Germany has strict planning rules which has made it difficult for the industry to adapt to animal welfare legislation related to issues such as the use of sow stalls.
“Even if German farmers want to invest in new pig stalls, they often cannot get planning approval from local authorities,” said Andre Vielstaedte, a spokesperson for Toennies, Germany’s largest slaughterhouse and meatpacking group.
In part of Germany, restrictions have also been imposed on the use of manure, linked to concerns about high ammonia concentration in the air.
Spanish pig farmers, in contrast, benefit from strong demand for slurry, a natural fertiliser made from manure and water, as soils in much of the country have become depleted and lack sufficient organic matter.
INVESTMENT IN SPAIN
Toennies is among those investing in Spain.
The company, based in Rheda-Wiedenbrück in the west of Germany, is building a meat packing and slaughterhouse plant in Calamocha in Spain, costing about 75 million euros ($87 million).

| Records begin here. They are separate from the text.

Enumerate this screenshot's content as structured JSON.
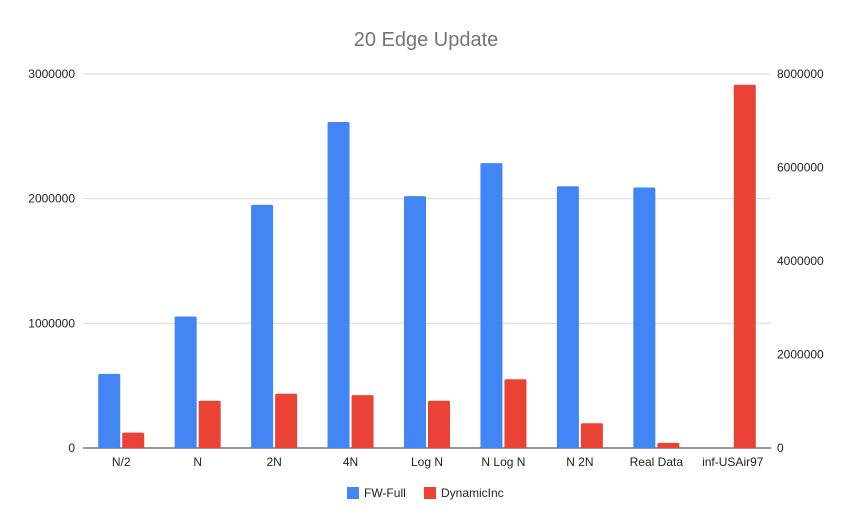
{
  "chart_data": {
    "type": "bar",
    "title": "20 Edge Update",
    "categories": [
      "N/2",
      "N",
      "2N",
      "4N",
      "Log N",
      "N Log N",
      "N 2N",
      "Real Data",
      "inf-USAir97"
    ],
    "series": [
      {
        "name": "FW-Full",
        "axis": "left",
        "color": "#4285f4",
        "values": [
          595000,
          1055000,
          1950000,
          2615000,
          2020000,
          2285000,
          2100000,
          2090000,
          null
        ]
      },
      {
        "name": "DynamicInc",
        "axis": "right",
        "color": "#ea4335",
        "values": [
          330000,
          1010000,
          1160000,
          1130000,
          1010000,
          1470000,
          530000,
          110000,
          7770000
        ]
      }
    ],
    "left_axis": {
      "min": 0,
      "max": 3000000,
      "ticks": [
        "0",
        "1000000",
        "2000000",
        "3000000"
      ]
    },
    "right_axis": {
      "min": 0,
      "max": 8000000,
      "ticks": [
        "0",
        "2000000",
        "4000000",
        "6000000",
        "8000000"
      ]
    },
    "xlabel": "",
    "ylabel": "",
    "grid": true,
    "legend_position": "bottom"
  }
}
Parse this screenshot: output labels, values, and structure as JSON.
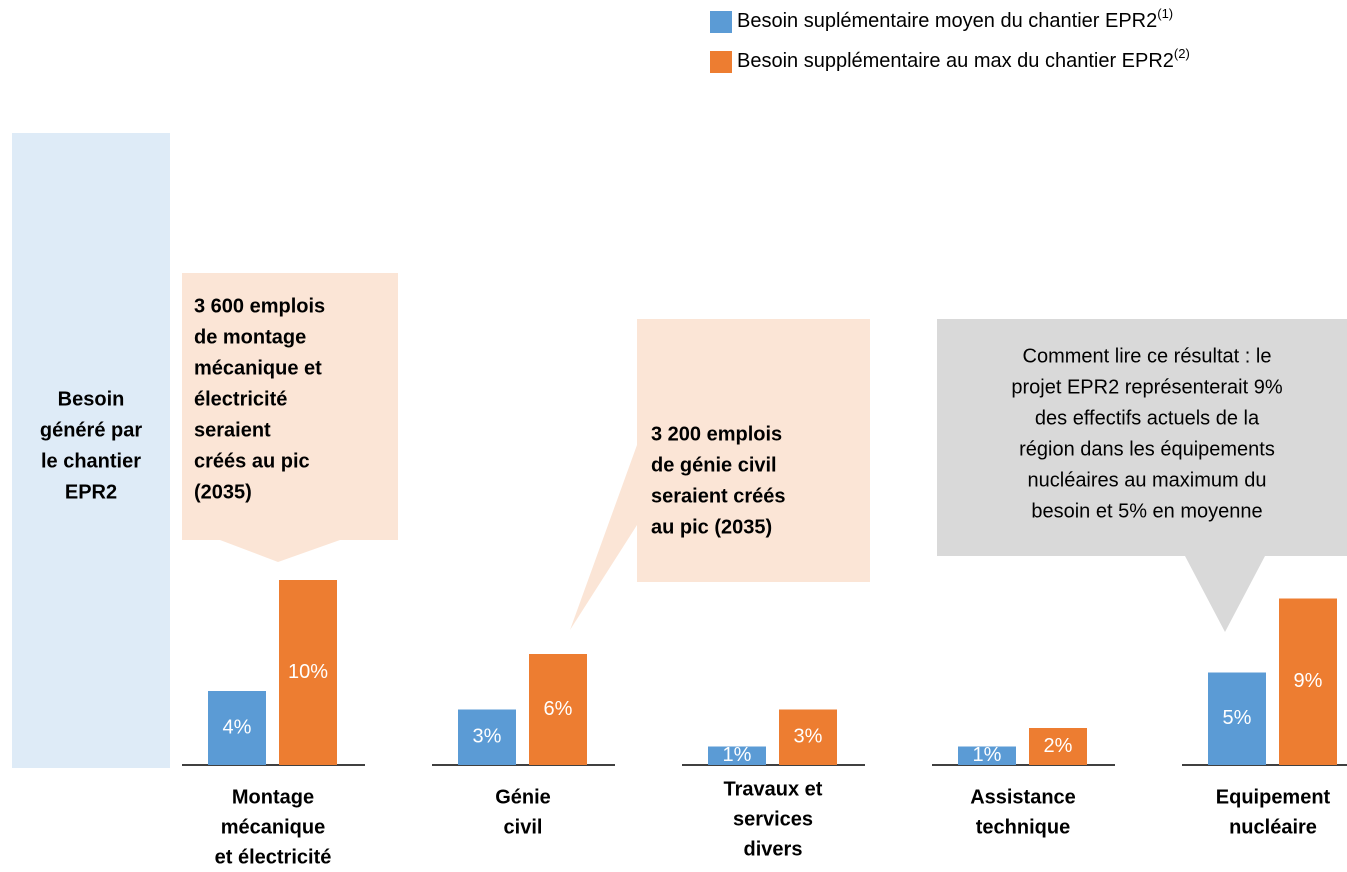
{
  "chart_data": {
    "type": "bar",
    "categories": [
      [
        "Montage",
        "mécanique",
        "et électricité"
      ],
      [
        "Génie",
        "civil"
      ],
      [
        "Travaux et",
        "services",
        "divers"
      ],
      [
        "Assistance",
        "technique"
      ],
      [
        "Equipement",
        "nucléaire"
      ]
    ],
    "series": [
      {
        "name": "Besoin suplémentaire moyen du chantier EPR2",
        "footnote": "(1)",
        "color": "#5b9bd5",
        "values": [
          4,
          3,
          1,
          1,
          5
        ],
        "value_labels": [
          "4%",
          "3%",
          "1%",
          "1%",
          "5%"
        ]
      },
      {
        "name": "Besoin supplémentaire au max du chantier EPR2",
        "footnote": "(2)",
        "color": "#ed7d31",
        "values": [
          10,
          6,
          3,
          2,
          9
        ],
        "value_labels": [
          "10%",
          "6%",
          "3%",
          "2%",
          "9%"
        ]
      }
    ],
    "side_label": [
      "Besoin",
      "généré par",
      "le chantier",
      "EPR2"
    ],
    "annotations": [
      [
        "3 600 emplois",
        "de montage",
        "mécanique et",
        "électricité",
        "seraient",
        "créés au pic",
        "(2035)"
      ],
      [
        "3 200 emplois",
        "de génie civil",
        "seraient créés",
        "au pic (2035)"
      ],
      [
        "Comment lire ce résultat : le",
        "projet EPR2 représenterait 9%",
        "des effectifs actuels de la",
        "région dans les équipements",
        "nucléaires au maximum du",
        "besoin et 5% en moyenne"
      ]
    ]
  }
}
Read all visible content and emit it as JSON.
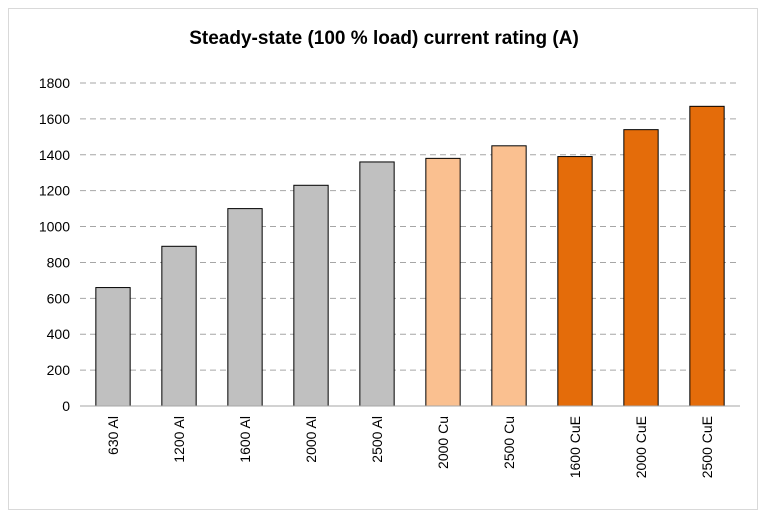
{
  "chart_data": {
    "type": "bar",
    "title": "Steady-state (100 % load) current rating (A)",
    "xlabel": "",
    "ylabel": "",
    "ylim": [
      0,
      1800
    ],
    "yticks": [
      0,
      200,
      400,
      600,
      800,
      1000,
      1200,
      1400,
      1600,
      1800
    ],
    "grid": true,
    "categories": [
      "630 Al",
      "1200 Al",
      "1600 Al",
      "2000 Al",
      "2500 Al",
      "2000 Cu",
      "2500 Cu",
      "1600 CuE",
      "2000 CuE",
      "2500 CuE"
    ],
    "values": [
      660,
      890,
      1100,
      1230,
      1360,
      1380,
      1450,
      1390,
      1540,
      1670
    ],
    "colors": [
      "#c0c0c0",
      "#c0c0c0",
      "#c0c0c0",
      "#c0c0c0",
      "#c0c0c0",
      "#fac090",
      "#fac090",
      "#e46c0a",
      "#e46c0a",
      "#e46c0a"
    ]
  }
}
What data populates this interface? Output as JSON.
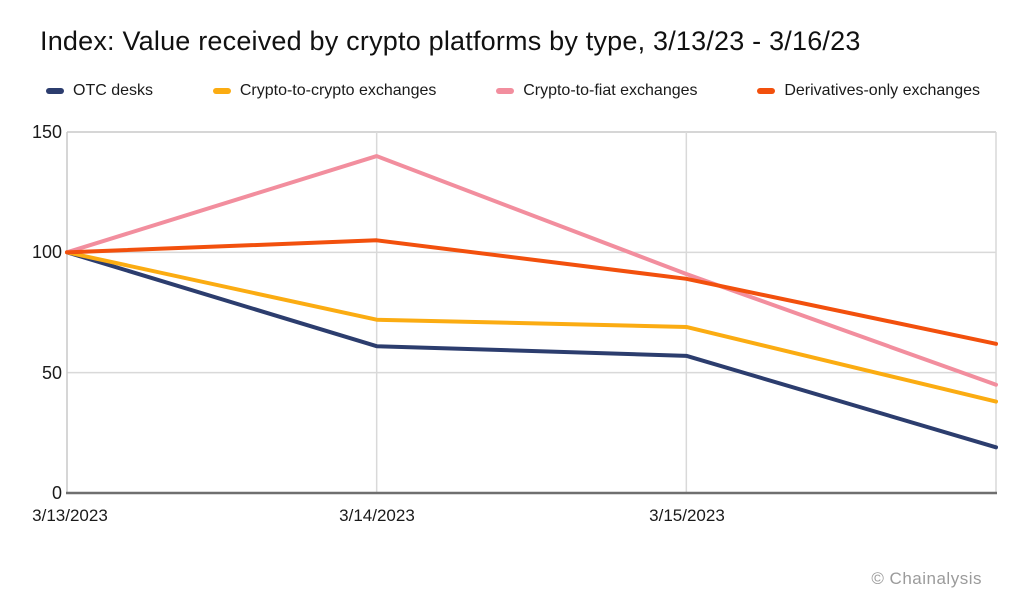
{
  "watermark": "© Chainalysis",
  "colors": {
    "background": "#FFFFFF",
    "text": "#1A1A1A",
    "gridline": "#D9D9D9",
    "plot_border": "#C9C9C9",
    "axis_bottom": "#6F6F6F",
    "watermark": "#9B9B9B"
  },
  "chart_data": {
    "type": "line",
    "title": "Index: Value received by crypto platforms by type, 3/13/23 - 3/16/23",
    "xlabel": "",
    "ylabel": "",
    "x": [
      "3/13/2023",
      "3/14/2023",
      "3/15/2023",
      "3/16/2023"
    ],
    "x_tick_labels": [
      "3/13/2023",
      "3/14/2023",
      "3/15/2023"
    ],
    "y_tick_labels": [
      "150",
      "100",
      "50",
      "0"
    ],
    "ylim": [
      0,
      150
    ],
    "grid": true,
    "legend_position": "top",
    "series": [
      {
        "name": "OTC desks",
        "color": "#2C3D6E",
        "values": [
          100,
          61,
          57,
          19
        ]
      },
      {
        "name": "Crypto-to-crypto exchanges",
        "color": "#FBAC12",
        "values": [
          100,
          72,
          69,
          38
        ]
      },
      {
        "name": "Crypto-to-fiat exchanges",
        "color": "#F28E9E",
        "values": [
          100,
          140,
          91,
          45
        ]
      },
      {
        "name": "Derivatives-only exchanges",
        "color": "#F2500D",
        "values": [
          100,
          105,
          89,
          62
        ]
      }
    ]
  }
}
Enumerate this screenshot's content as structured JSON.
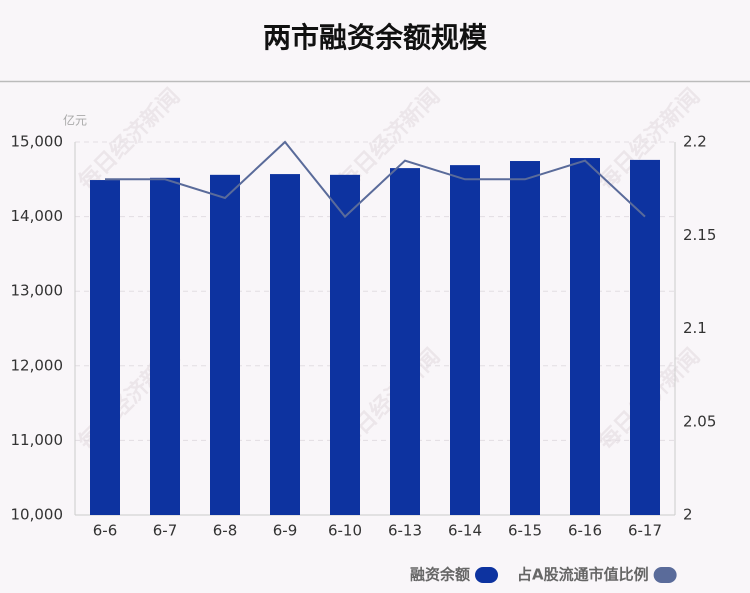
{
  "chart_data": {
    "type": "bar",
    "title": "两市融资余额规模",
    "unit": "亿元",
    "watermark": "每日经济新闻",
    "categories": [
      "6-6",
      "6-7",
      "6-8",
      "6-9",
      "6-10",
      "6-13",
      "6-14",
      "6-15",
      "6-16",
      "6-17"
    ],
    "series": [
      {
        "name": "融资余额",
        "type": "bar",
        "color": "#0d33a0",
        "values": [
          14490,
          14520,
          14560,
          14570,
          14560,
          14650,
          14690,
          14745,
          14785,
          14760
        ]
      },
      {
        "name": "占A股流通市值比例",
        "type": "line",
        "axis": "y2",
        "color": "#5a6b9a",
        "values": [
          2.18,
          2.18,
          2.17,
          2.2,
          2.16,
          2.19,
          2.18,
          2.18,
          2.19,
          2.16
        ]
      }
    ],
    "ylim": [
      10000,
      15000
    ],
    "yticks": [
      {
        "value": 10000,
        "label": "10,000"
      },
      {
        "value": 11000,
        "label": "11,000"
      },
      {
        "value": 12000,
        "label": "12,000"
      },
      {
        "value": 13000,
        "label": "13,000"
      },
      {
        "value": 14000,
        "label": "14,000"
      },
      {
        "value": 15000,
        "label": "15,000"
      }
    ],
    "y2lim": [
      2,
      2.2
    ],
    "y2ticks": [
      2,
      2.05,
      2.1,
      2.15,
      2.2
    ],
    "grid": true
  }
}
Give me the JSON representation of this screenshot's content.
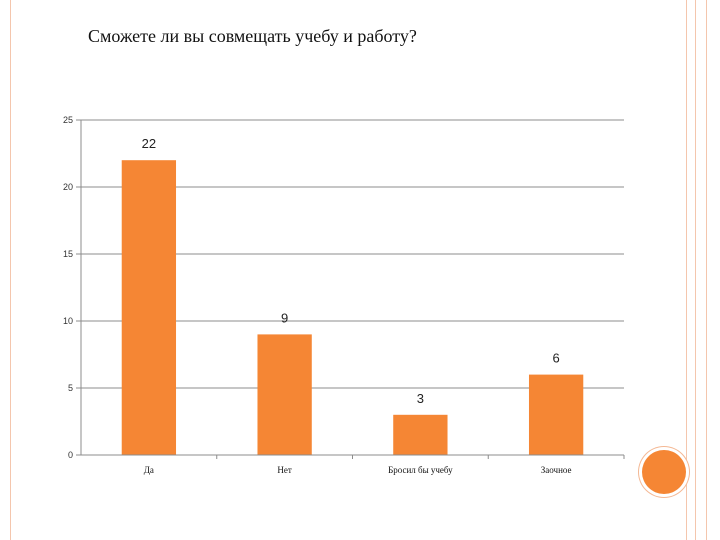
{
  "title": "Сможете ли вы совмещать учебу и работу?",
  "colors": {
    "bar": "#f58634",
    "frame": "#f4c6ad",
    "accent_circle": "#f58634"
  },
  "chart_data": {
    "type": "bar",
    "categories": [
      "Да",
      "Нет",
      "Бросил бы учебу",
      "Заочное"
    ],
    "values": [
      22,
      9,
      3,
      6
    ],
    "data_labels": [
      "22",
      "9",
      "3",
      "6"
    ],
    "ylim": [
      0,
      25
    ],
    "yticks": [
      0,
      5,
      10,
      15,
      20,
      25
    ],
    "grid": true,
    "legend": "none",
    "xlabel": "",
    "ylabel": ""
  }
}
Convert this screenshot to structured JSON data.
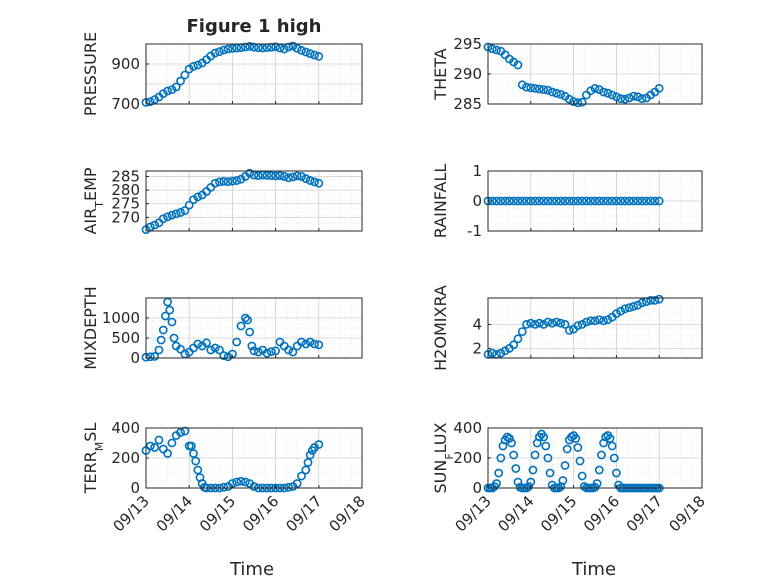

Operations will start in 2023 and the plant will slaughter 2.4 million animals a year, with up to 1,000 jobs created.
“The pork market in Spain is looking attractive and the political framework is positive,” said Toennies’ Vielstaedte.
“Our new Spanish plant will be aimed exclusively at exports to markets including pork ribs to North America, bellies to Japan and other products such as pigs’ feet and ears to China and elsewhere in Asia.”
Vielstaedte said Germany remained the company’s “core market,” but ASF was just one factor making it less attractive for pig farming and the international marketing of pork.
“We have a one sided regulatory burden … as animal welfare and protecting the environment create extra costs and need new investment, but which are often not faced by farmers in other countries,” he said.
China has continued to report outbreaks of ASF this year, including in three of the top five pork producing areas, Henan, Sichuan and Shandong, with imports set to remain high in 2022.
The U.S. Department of Agriculture’s Foreign Agricultural Service forecast earlier this year China’s pork production would fall 14% in 2022, reflecting a smaller hog herd and low profits for domestic producers.
It projected imports would total 5.1 million tonnes in 2022, just shy of 2020’s record 5.28 million.
Prior to its own ASF outbreak, however, China was only importing 1.5-2.0 million tonnes of pork a year and industry sources expect imports to eventually slow as its herd is rebuilt.
“This is one of the great challenges we face,” Soler said.
“Obviously the Chinese market will return to normal sooner or later and we will return to pre-crisis figures. The objective of maintaining the level of production will depend on our capacity to open new markets.”